Data: 18/06/2021 22:00 / Autor: Redação / Fonte: Os Negos do Outro Lado

Caio Evangelista lança o livro “Os Negos do Outro Lado”

Leci Brandão apresenta a obra de realismo fantástico que trata de racismo e outras formas de discriminação com o Rio São Francisco como cenário para toda a trama


Crédito: Divulgação

Se a pandemia trouxe grandes mudanças tecnológicas, o desrespeito às diferenças insiste em permanecer. São ações, hábitos, situações, falas e pensamentos que fazem parte da vida cotidiana do povo brasileiro, e que promovem, direta ou indiretamente, o preconceito racial. Um processo que atinge tão duramente a população negra. De acordo com a última Pesquisa PoderData, 81% dos brasileiros dizem haver preconceito contra negros no país por causa da cor da pele.  Para chamar atenção para essa questão e outras formas de segregação, o autor Caio Evangelista, apresenta o romance de realismo fantástico, “Os Negos do Outro Lado".

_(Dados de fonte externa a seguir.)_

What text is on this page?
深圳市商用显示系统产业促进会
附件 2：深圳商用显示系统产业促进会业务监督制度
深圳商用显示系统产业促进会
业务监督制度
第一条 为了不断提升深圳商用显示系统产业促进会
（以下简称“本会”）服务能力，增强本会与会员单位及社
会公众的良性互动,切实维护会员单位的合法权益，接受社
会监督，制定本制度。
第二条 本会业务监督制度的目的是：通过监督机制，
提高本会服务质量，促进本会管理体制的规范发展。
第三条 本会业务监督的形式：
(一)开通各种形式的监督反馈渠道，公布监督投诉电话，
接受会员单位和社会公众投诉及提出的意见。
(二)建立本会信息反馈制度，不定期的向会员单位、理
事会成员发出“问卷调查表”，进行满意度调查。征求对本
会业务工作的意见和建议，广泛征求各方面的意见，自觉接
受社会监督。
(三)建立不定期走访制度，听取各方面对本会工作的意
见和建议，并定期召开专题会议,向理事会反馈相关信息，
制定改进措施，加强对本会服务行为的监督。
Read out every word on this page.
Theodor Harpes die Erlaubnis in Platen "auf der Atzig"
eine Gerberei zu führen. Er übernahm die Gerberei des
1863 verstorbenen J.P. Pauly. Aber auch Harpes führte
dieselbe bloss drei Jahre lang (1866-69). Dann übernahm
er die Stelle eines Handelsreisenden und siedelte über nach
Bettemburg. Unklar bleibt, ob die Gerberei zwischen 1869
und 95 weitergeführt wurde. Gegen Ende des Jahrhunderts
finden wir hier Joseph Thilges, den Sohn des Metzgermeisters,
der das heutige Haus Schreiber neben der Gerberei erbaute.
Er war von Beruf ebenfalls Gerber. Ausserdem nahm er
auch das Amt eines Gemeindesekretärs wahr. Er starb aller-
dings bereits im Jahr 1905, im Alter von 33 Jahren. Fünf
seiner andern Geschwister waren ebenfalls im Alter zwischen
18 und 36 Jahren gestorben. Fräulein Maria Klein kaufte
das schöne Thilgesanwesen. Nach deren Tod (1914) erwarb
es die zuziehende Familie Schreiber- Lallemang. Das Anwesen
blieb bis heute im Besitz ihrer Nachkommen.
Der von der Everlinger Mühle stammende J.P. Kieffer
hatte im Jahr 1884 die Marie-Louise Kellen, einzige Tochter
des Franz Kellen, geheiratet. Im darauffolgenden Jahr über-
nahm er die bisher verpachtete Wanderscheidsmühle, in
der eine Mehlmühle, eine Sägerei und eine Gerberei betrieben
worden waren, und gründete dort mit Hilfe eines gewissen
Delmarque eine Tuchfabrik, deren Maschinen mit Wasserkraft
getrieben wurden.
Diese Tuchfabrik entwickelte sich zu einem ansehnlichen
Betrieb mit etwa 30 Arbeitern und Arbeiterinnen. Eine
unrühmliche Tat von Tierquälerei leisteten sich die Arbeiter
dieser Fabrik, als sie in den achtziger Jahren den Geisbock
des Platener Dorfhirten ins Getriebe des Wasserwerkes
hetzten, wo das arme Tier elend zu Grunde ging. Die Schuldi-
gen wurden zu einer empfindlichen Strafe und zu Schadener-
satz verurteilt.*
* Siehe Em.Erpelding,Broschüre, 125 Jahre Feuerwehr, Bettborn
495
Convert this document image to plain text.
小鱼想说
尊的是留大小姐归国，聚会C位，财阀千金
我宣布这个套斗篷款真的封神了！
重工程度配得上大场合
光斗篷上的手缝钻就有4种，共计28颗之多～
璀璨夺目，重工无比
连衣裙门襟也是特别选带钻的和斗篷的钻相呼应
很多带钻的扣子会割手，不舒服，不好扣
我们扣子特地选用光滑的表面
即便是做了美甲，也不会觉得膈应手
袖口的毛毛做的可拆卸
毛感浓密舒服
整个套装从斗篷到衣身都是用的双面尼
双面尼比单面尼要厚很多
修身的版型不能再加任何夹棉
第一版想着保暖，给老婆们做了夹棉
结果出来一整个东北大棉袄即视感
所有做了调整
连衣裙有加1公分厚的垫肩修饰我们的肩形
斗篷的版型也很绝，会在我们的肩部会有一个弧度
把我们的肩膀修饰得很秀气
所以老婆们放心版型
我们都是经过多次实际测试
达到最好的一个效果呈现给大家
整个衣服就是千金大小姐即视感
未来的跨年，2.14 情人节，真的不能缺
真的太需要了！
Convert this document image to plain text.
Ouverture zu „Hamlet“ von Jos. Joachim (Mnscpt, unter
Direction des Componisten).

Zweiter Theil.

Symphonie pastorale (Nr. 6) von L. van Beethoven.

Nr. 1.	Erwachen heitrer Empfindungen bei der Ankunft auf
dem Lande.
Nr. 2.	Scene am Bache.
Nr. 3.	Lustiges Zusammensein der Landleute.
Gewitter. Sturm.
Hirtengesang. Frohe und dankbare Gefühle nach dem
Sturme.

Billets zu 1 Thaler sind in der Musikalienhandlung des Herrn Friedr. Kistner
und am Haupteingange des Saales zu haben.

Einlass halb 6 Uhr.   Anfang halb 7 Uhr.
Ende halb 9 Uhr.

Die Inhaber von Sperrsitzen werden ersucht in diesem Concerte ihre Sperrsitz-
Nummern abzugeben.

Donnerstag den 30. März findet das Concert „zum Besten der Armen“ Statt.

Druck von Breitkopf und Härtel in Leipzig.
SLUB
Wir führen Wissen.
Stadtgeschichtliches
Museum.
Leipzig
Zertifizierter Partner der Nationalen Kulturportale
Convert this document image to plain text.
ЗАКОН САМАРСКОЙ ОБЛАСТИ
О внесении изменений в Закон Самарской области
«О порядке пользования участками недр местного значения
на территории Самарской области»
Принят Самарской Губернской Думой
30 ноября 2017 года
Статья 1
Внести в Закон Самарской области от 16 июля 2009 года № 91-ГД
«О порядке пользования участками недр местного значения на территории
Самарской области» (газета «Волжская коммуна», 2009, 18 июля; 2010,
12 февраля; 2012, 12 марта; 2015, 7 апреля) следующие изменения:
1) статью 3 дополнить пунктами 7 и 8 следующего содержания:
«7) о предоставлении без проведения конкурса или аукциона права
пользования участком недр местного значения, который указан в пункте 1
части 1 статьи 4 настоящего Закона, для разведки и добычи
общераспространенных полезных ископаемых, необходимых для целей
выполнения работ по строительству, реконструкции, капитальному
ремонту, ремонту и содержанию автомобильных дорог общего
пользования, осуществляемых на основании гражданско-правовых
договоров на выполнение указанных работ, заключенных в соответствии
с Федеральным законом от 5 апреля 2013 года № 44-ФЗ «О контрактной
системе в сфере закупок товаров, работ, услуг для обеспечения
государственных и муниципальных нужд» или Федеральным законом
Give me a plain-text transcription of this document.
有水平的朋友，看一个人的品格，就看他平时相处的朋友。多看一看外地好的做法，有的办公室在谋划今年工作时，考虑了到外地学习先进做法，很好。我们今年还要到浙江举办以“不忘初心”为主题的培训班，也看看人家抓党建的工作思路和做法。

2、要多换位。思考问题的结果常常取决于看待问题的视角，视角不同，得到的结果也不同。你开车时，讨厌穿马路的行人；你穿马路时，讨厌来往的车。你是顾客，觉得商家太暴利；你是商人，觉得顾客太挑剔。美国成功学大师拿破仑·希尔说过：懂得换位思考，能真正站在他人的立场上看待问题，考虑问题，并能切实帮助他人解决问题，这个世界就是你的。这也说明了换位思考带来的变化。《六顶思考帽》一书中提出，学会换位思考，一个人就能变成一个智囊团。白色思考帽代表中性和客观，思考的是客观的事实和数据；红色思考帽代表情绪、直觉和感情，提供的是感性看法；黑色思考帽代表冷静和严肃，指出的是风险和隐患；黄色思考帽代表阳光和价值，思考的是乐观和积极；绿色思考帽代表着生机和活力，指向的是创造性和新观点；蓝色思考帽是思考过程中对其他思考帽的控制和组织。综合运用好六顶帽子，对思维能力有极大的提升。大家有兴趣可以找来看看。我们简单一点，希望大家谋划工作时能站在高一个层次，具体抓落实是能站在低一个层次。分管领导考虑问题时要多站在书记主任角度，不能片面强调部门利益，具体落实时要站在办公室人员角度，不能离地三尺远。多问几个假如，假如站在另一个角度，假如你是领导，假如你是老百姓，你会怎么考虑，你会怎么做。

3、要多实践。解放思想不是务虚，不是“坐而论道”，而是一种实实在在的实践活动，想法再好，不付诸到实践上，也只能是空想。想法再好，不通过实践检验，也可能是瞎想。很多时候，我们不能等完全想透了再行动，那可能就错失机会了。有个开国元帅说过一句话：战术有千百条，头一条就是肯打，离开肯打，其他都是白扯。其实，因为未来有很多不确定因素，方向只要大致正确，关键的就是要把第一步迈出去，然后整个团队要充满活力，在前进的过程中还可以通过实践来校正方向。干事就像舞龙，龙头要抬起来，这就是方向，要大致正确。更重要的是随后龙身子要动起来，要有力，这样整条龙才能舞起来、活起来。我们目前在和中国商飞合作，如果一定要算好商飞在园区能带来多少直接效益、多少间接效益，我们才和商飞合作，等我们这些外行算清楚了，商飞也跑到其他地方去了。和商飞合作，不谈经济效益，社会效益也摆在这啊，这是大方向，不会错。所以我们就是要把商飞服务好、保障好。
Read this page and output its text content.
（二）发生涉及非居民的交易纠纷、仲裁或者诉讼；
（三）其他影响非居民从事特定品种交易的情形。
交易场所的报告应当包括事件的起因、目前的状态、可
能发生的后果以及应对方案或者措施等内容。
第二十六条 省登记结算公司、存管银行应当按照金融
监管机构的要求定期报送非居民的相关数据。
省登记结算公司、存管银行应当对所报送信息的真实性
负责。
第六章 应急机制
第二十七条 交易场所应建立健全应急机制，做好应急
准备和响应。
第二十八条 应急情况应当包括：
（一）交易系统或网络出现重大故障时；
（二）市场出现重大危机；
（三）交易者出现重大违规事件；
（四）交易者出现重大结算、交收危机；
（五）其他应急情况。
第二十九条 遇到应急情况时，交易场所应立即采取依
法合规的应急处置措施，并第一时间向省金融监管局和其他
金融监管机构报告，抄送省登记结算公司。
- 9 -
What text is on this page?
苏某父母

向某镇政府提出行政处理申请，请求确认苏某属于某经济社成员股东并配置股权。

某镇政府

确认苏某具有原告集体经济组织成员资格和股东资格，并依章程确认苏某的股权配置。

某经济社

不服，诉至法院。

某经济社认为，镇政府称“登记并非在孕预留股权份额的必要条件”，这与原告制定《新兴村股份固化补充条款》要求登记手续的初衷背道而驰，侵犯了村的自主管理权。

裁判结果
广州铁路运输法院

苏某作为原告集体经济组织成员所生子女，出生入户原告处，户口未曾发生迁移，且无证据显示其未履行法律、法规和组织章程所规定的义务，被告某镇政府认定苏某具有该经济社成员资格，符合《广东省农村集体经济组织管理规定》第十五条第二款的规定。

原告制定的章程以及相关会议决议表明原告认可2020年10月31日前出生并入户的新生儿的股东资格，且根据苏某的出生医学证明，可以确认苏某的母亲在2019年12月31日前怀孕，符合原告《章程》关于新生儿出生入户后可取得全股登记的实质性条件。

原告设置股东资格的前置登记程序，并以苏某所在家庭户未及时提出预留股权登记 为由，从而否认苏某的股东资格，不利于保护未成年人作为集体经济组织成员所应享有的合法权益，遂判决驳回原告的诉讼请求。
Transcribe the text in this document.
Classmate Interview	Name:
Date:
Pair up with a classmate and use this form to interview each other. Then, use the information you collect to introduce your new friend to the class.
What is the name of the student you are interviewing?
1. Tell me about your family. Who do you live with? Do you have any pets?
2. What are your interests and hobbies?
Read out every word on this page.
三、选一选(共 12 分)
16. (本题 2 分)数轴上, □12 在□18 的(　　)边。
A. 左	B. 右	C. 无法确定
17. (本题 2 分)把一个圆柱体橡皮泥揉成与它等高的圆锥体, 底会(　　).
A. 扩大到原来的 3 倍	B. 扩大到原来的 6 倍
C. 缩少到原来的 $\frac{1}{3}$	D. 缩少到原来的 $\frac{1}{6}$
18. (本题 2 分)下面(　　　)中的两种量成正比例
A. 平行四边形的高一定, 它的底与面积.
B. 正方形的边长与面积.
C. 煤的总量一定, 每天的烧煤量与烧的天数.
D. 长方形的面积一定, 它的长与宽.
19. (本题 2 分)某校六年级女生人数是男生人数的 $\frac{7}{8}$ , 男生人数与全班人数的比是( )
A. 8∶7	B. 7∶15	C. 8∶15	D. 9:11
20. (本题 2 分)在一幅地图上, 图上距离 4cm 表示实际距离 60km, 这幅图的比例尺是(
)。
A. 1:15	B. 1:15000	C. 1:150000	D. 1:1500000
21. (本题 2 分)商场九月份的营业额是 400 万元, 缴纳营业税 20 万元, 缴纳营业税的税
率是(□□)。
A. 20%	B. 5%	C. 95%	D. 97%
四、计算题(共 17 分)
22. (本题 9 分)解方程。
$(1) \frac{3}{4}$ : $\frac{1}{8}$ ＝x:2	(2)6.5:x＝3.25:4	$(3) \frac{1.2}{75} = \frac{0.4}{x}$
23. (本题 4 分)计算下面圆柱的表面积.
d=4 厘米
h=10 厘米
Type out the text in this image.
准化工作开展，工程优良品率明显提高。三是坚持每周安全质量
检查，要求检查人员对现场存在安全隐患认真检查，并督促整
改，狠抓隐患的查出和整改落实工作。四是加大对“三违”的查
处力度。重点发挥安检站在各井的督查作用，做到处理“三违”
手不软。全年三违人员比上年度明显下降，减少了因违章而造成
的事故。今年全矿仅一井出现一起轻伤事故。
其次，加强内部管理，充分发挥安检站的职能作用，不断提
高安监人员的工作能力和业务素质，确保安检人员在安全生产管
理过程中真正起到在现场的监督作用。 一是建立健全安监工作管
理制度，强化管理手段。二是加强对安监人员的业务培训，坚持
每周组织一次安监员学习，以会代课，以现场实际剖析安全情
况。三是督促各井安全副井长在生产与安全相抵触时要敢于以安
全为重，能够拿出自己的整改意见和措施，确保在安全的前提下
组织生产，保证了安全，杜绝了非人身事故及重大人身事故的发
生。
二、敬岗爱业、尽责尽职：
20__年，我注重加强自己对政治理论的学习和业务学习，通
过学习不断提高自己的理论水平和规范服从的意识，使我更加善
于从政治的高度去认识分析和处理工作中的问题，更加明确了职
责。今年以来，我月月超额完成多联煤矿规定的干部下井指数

O livro narra em prosa poética, um Brasil real muitas vezes violento e embrutecido, ao mesmo tempo, um lugar mágico com personagens contraditórios e complexos da Quilombola de Jatobá construídos nas margens do Rio São Francisco. Uma comunidade que vive em conflitos étnicos, raciais e superstições e ainda hoje, sem leis e à mercê de crimes, delitos e injustiças que, muitas vezes, só podem ser vistos pelos que conseguem enxergar para além das invisibilidades da sociedade brasileira, principalmente quando se trata de negros e pobres.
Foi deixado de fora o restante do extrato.